A check of the engine showed no fluid leaks and the oil was at the proper level, so I moved to the lights and signals, which were all doing what they’re supposed to do.
I wiped the chain with an oily rag to remove any residual grit and then lubed and adjusted it.
Finally, I inspected the rear tire before adjusting the pressure. Tires lose a surprising amount of air just by sitting.
The next step was to layer up. The ambient temperature might seem comfortable but once mobile, you’ll get a firsthand demonstration of windchill.
Motorcycle dealerships have a terrific selection of clothing that’s warm and not bulky — from long underwear to balaclavas that fit easily under your helmet and keep vulnerable neck areas warm and toasty.
My KLR doesn’t have an excess of electrons to power heated clothing but I recently bought an electric vest that’s battery powered — works great for up to six hours on Low.
Once on the road, watch out for the leftover residue of sand, salt and accumulated road grunge. Several good rains are needed to clear the debris from the streets, so that trundling around a corner doesn’t turn into a cover version of Slip Slidin’ Away.
Melting snow can trickle across the road and, even if it doesn’t freeze, can be slippery.
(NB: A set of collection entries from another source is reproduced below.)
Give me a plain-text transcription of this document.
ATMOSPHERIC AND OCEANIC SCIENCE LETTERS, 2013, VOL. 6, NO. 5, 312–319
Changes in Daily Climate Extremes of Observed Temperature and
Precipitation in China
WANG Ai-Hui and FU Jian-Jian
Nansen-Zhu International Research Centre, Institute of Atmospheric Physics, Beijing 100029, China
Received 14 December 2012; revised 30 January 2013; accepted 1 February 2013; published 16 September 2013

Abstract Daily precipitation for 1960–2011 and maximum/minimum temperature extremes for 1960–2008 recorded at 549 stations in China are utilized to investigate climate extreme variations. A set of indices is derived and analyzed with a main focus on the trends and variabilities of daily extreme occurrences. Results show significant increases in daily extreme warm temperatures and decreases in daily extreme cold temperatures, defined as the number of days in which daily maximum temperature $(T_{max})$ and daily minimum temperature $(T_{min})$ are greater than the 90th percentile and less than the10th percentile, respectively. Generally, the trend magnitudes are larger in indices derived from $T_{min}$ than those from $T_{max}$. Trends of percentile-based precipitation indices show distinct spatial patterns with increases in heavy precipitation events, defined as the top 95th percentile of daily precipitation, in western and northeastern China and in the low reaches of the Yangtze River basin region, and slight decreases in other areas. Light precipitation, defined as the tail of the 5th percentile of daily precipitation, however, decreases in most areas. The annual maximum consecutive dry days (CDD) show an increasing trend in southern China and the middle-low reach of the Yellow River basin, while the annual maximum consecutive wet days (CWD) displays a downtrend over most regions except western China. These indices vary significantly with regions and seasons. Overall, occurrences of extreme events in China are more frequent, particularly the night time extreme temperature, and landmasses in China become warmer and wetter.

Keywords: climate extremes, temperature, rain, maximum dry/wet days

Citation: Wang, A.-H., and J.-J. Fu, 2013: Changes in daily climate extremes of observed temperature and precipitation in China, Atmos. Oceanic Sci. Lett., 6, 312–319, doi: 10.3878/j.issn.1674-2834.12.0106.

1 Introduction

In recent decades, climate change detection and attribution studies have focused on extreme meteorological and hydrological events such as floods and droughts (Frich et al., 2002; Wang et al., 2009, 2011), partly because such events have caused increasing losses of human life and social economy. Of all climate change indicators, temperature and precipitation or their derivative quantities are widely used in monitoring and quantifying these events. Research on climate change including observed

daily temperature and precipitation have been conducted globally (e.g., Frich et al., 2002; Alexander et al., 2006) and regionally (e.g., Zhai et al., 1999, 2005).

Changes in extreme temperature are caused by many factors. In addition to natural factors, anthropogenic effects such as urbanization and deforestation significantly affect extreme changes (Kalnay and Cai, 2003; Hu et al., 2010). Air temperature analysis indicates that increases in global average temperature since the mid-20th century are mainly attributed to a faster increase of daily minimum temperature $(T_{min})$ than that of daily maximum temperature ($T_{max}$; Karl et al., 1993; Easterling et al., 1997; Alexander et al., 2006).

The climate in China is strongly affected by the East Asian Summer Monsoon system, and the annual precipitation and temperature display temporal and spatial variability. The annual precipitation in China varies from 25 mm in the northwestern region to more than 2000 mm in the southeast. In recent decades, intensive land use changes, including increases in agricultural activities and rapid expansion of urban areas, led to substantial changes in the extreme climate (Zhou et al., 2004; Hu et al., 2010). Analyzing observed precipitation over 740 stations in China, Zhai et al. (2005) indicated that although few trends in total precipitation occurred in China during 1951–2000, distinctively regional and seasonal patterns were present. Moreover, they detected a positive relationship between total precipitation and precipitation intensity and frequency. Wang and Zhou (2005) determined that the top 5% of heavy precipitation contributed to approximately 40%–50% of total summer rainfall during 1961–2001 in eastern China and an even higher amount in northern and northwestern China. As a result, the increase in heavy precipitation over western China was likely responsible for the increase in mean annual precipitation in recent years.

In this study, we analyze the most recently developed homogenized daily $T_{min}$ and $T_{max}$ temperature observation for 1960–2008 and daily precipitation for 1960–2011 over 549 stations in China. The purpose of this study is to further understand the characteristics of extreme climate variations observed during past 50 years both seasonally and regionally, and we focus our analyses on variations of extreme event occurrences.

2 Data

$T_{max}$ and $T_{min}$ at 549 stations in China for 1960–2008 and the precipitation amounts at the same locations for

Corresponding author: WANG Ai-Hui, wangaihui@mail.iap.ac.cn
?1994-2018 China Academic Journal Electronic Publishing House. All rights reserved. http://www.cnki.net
And of course, watch for the gigantic potholes that bloom in the spring.
Riding skills are rusty after a winter of inactivity, so for the first couple of times, keep to short jaunts, take it easy and enjoy the sunshine.
My twice-broken left wrist usually rebels after an hour or so of clutch-pulling early in the season, and notifies me when it’s time to call it a day.
Pay even more attention to our brethren on four wheels, as they haven’t seen a motorcycle for several months (not that they ever really do see us).
Cagers are very busy and important — they’re constantly dealing with phone calls, texts, coffee, breakfast, tuning the radio, shaving and applying makeup, and we can’t expect to show up on their radar.
For my first ride of 2014, I headed north on the back roads and marvelled at how much snow was still on the ground barely 15 minutes from home.
I tooled around for a while, just enjoying the afternoon and, mindful of all the sand on the roads, riding slower than snails escaping a freezer.
It was less than two hours and covered maybe 100 kilometers, but riding in the spring sunshine, I’m pretty sure I heard angels singing.
I arrived home a little chilled and with an aching left wrist, but certified, SMS-free.